Filtering comments by topic and sentiment, you can also find out which features are necessary and which must be eliminated. Armed with sentiment analysis results, a product development team will know exactly how to deliver a product that customers would buy and enjoy.
Market research and insights into industry trends
As we said before, social media sites and forums are sources of information on any topic. People discuss news and products, write about their values, dreams, everyday needs, and events. And they do this voluntarily 24/7.
Sentiment analysis solves the problem of processing large volumes of unstructured data. Using this type of text analysis, marketers track and study consumer behavior patterns in real time to predict future trends and help management make informed decisions. Another benefit of sentiment analysis is that it doesn’t require heavy investment and allows for gathering reliable and valid data since its user-generated.
Workforce analytics/employee engagement monitoring
Some organizations go beyond using sentiment analysis for market research or customer experience evaluation, applying it internally for HR-related processes. These companies measure employee satisfaction, detect factors that discourage team members and eventually reduce company performance. Specialists automate the analysis of employee surveys with SA software, which allows them to address problems and concerns faster. Human resource managers can detect and track the general tone of responses, group results by departments and keywords, and check whether employee sentiment has changed over time or not.

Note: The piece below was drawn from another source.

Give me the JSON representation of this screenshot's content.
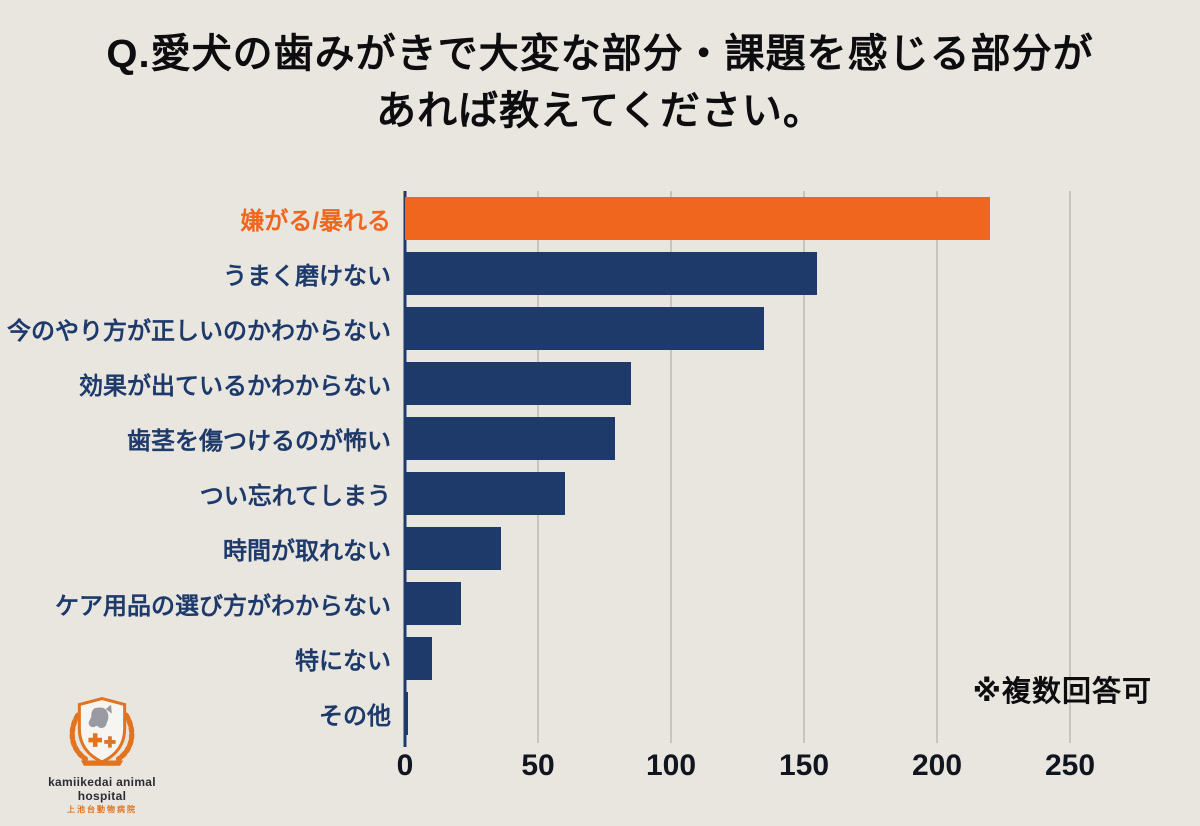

Sentiment analysis takes employee mood monitoring to the next level with real-time monitoring capabilities. For instance, team members can fill out survey forms with a single request to rate their workplace conditions every month. They can also analyze their posts in social media to find a possible connection between their state of mind and work lives.
Sentiment analysis allows businesses to harness tremendous amounts of free data to understand customer needs and attitude towards their brand. Organizations monitor online conversations to improve products and services and maintain their reputation. The analysis takes customer care to the next level. Customer support systems with incorporated SA classify incoming queries by urgency, allowing employees to help the most demanding customers first. Sentiment analysis is a powerful tool for workforce analytics as well.
Consider these steps if you decided to leverage sentiment analysis in your operations:
- Collect feedback data
- Make sure data is qualitative enough for analysis
- Look for ready-made software and APIs
- Hire a data science team if you’re working in a specific industry like healthcare, finance, or transportation.